Many exclusive bars in the world are reserved for the rich and famous, but one private bar in London is for those with a somewhat different pedigree. Within the walls of the Tower of London is the Yeoman Warders Club (aka The Keys). This pub only serves the Tower’s ceremonial guards, called Yeoman Warders or Beefeaters, and their guests. The bar is also staffed by Beefeaters, who take it in turns to work two-week shifts pulling pints.

Not just anyone is allowed to be a Yeoman Warder, though, with candidates needing to have served in the armed forces—army, navy, marines, and air force all qualify—for a minimum of 22 years, as well as needing to have gained a medal for good conduct during their service. Anyone lacking those qualifications will need to buddy up to a Beefeater if they want to drink at this pub. Along with its unusual location, there are also Yeomen Warder dress uniforms on display and a couple of exclusive beers on tap. Otherwise, it’s essentially a typical English pub.[7]

3 El Avión Restaurant and Bar: A Bar in a Grounded Airplane

The Fairchild C-123 Provider that takes center stage at El Avión Restaurant and Bar in Costa Rica isn’t just any old plane. It was bought by the CIA during the scandalous Iran-Contra Affair of the 1980s, which involved American officials illegally selling arms to Iran. After its sister plane was shot down (which led to the revelation of the whole affair), the C-123 was abandoned at San José Mineta International Airport. It sat there until 2000 when the owners of El Avión bought it and moved it to its current resting place in Puntarenas Province.

A canopy was built over the cargo plane, with diners eating around it and enjoying views out to the ocean. The interior of the plane was converted into a bar, where patrons can drink margaritas, beers, cocktails, and wine. People can even sit in the cockpit of the grounded plane.[8]

2 Faraday Bar: A Bar in the Antarctic

There aren’t many buildings in the Antarctic, but at the Vernadsky Research Base on Galindez Island, there is a pub. Called Faraday Bar, it was originally built by carpenter Keith “Cat” Larratt for the British researchers working on the freezing island.
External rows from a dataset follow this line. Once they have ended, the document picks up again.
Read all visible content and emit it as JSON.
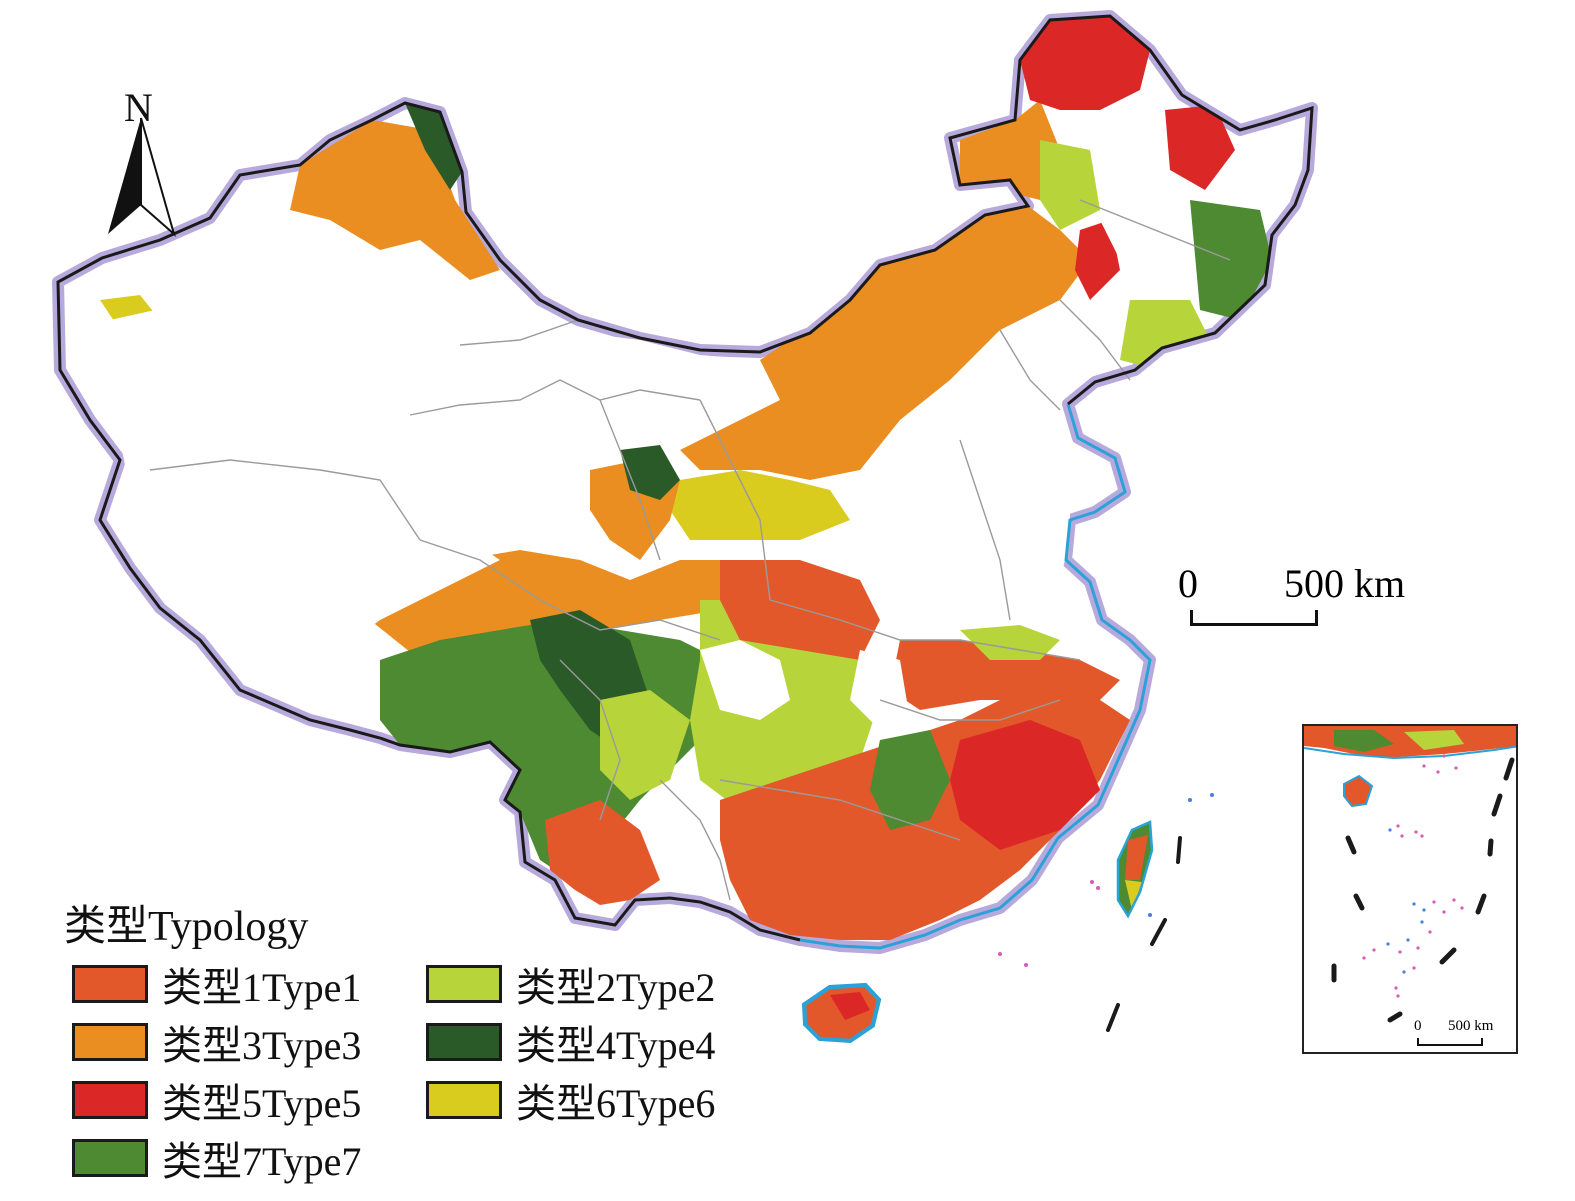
{
  "map": {
    "north_label": "N",
    "scale_zero": "0",
    "scale_distance": "500 km",
    "inset_scale_zero": "0",
    "inset_scale_distance": "500 km",
    "colors": {
      "type1": "#e2582a",
      "type2": "#b7d43b",
      "type3": "#ea8e22",
      "type4": "#2a5a28",
      "type5": "#dc2727",
      "type6": "#dacb1f",
      "type7": "#4d8a31",
      "boundary": "#1a1a1a",
      "boundary_glow": "#b7a9dc",
      "province_line": "#9a9a9a",
      "coastline": "#2aa2d8",
      "island_dots_blue": "#4a7ed8",
      "island_dots_pink": "#d75bb4"
    }
  },
  "legend": {
    "title": "类型Typology",
    "items": [
      {
        "key": "type1",
        "label": "类型1Type1",
        "color": "#e2582a"
      },
      {
        "key": "type2",
        "label": "类型2Type2",
        "color": "#b7d43b"
      },
      {
        "key": "type3",
        "label": "类型3Type3",
        "color": "#ea8e22"
      },
      {
        "key": "type4",
        "label": "类型4Type4",
        "color": "#2a5a28"
      },
      {
        "key": "type5",
        "label": "类型5Type5",
        "color": "#dc2727"
      },
      {
        "key": "type6",
        "label": "类型6Type6",
        "color": "#dacb1f"
      },
      {
        "key": "type7",
        "label": "类型7Type7",
        "color": "#4d8a31"
      }
    ]
  }
}
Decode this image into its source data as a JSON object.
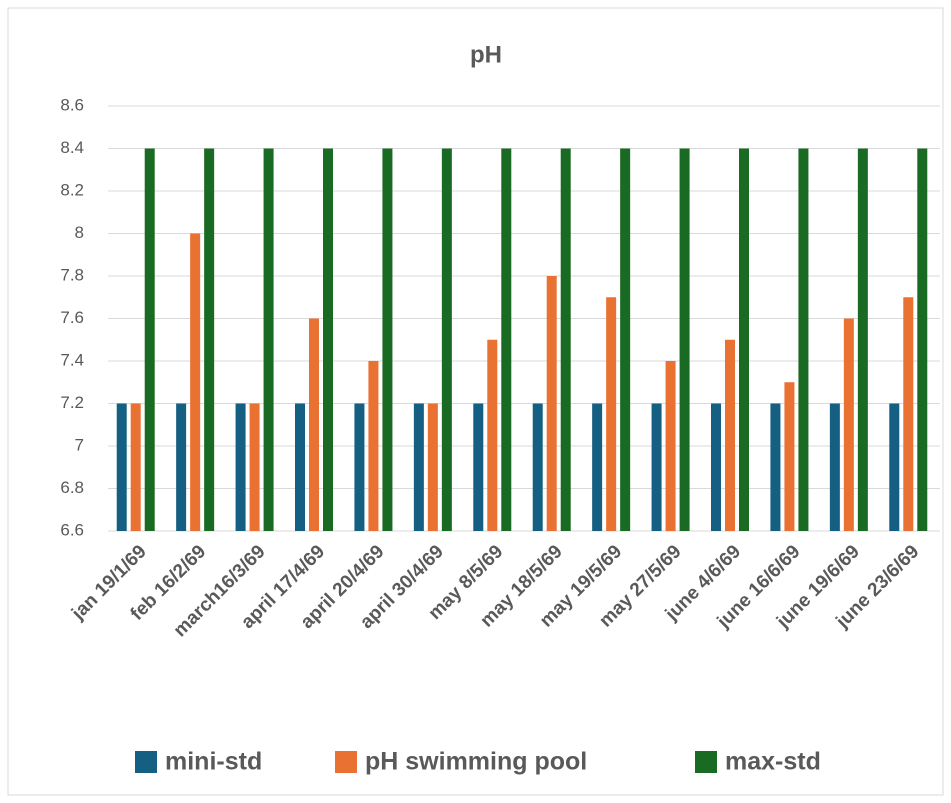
{
  "chart_data": {
    "type": "bar",
    "title": "pH",
    "categories": [
      "jan 19/1/69",
      "feb 16/2/69",
      "march16/3/69",
      "april 17/4/69",
      "april  20/4/69",
      "april  30/4/69",
      "may 8/5/69",
      "may 18/5/69",
      "may 19/5/69",
      "may 27/5/69",
      "june 4/6/69",
      "june 16/6/69",
      "june 19/6/69",
      "june 23/6/69"
    ],
    "series": [
      {
        "name": "mini-std",
        "color": "#156082",
        "values": [
          7.2,
          7.2,
          7.2,
          7.2,
          7.2,
          7.2,
          7.2,
          7.2,
          7.2,
          7.2,
          7.2,
          7.2,
          7.2,
          7.2
        ]
      },
      {
        "name": "pH swimming pool",
        "color": "#E97132",
        "values": [
          7.2,
          8,
          7.2,
          7.6,
          7.4,
          7.2,
          7.5,
          7.8,
          7.7,
          7.4,
          7.5,
          7.3,
          7.6,
          7.7
        ]
      },
      {
        "name": "max-std",
        "color": "#196B24",
        "values": [
          8.4,
          8.4,
          8.4,
          8.4,
          8.4,
          8.4,
          8.4,
          8.4,
          8.4,
          8.4,
          8.4,
          8.4,
          8.4,
          8.4
        ]
      }
    ],
    "ylim": [
      6.6,
      8.6
    ],
    "yticks": [
      6.6,
      6.8,
      7,
      7.2,
      7.4,
      7.6,
      7.8,
      8,
      8.2,
      8.4,
      8.6
    ],
    "grid": true,
    "legend": "bottom"
  }
}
In a letter written in 2009, Larratt said the bar was intended “to bring laughter and a feeling of warmth to what was the most miserable and unloved base in the Antarctic.”

In 1996, the British left, and the Ukrainians moved in, with the bar being sold to the newcomers for just £1 (about $1.25). There isn’t a dedicated barman, so the researchers and other workers at the base (cooks, mechanics, etc.) take turns pulling shifts behind the bar. Supply shipments to the island only come in once a year, so they also distill their own vodka, making it not only one of the most remote pubs in the world but also one of the most remote distilleries.[9]

1 Neptune Bar: A Bar on an Unpopulated Island

Pulau Sikeling is one of Indonesia’s unpopulated islands, and as such, there isn’t much need there for a bar or anything else really. That is until the hundreds of competitors taking part in the Neptune Regatta sail into the area every Chinese New Year. As the island is uninhabited, the sailors have to bring everything they need with them—including beer, rum, ice, cups, and food.

For just a few days a year, a rundown shack becomes the Neptune Bar, a lively drinking joint. The only other structures on the island are basic kitchen facilities and a few huts that can be slept in. Anyone wanting to enjoy a tipple at this remote bar either has to take part in the Regatta or has to charter their own boat.[10]